Still, it is a shame, as some of the old gadgets and papers deserve to be kept alive. Inside the Computer Museum--currently an old shed on a corner of the Ames Air Force base near San Jose--there is a gleaming red four foot high Jetson-like computer built in the early 1960s. Into it the typical American housewife was meant to program her recipes. "If only she could cook as well as this can compute," read the ad in the Neiman Marcus catalogue. The idea was that every American housewife would one day have something like this massive computer in her kitchen, and that she would be able to program the thing. "They never sold a single one," says a spokesman at the computer museum. "It shows what happens when you let engineers control the product."
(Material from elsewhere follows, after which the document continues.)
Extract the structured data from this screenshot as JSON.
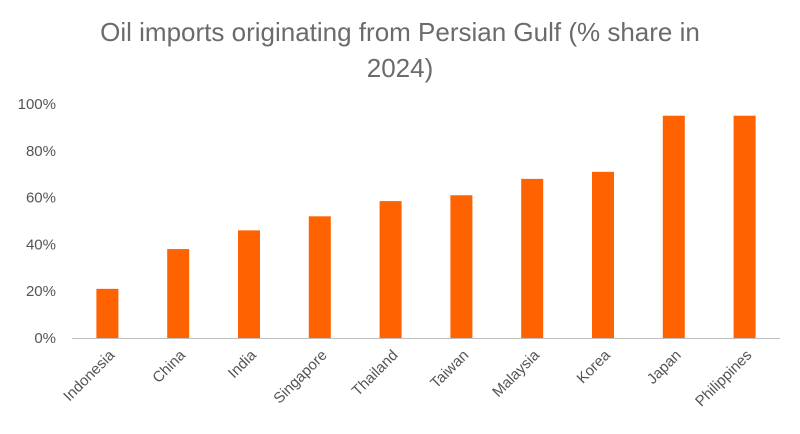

Looking to learn something about the origin of computer culture I recently picked up a copy of Dorothy Stein's biography of Augusta Ada Byron. Ada, as she was known, was the daughter of the famous lothario, Lord Byron, and the author of the first computer software. What is interesting is how Ada wandered into her chosen field. In the flush of late adolescence she became terrified by her own strong sexual impulses. Her tutor prescribed mathematics as the antidote. ("My dearest Ada, You are quite right in supposing that your chief resource and safeguard at present is a course of severe intellectual study. For this purpose there is no subject to be compared to Mathematics....") Soon enough Ada had grown obsessed by the work of Charles Babbage, who invented, in the late 1830s and 1840s, the first computer. Babbage took Ada and her math on board and the rest is history.
In devoting herself to the writing of computer software Ada successfully avoided having sex. That is a piece of history nerds also learn by osmosis.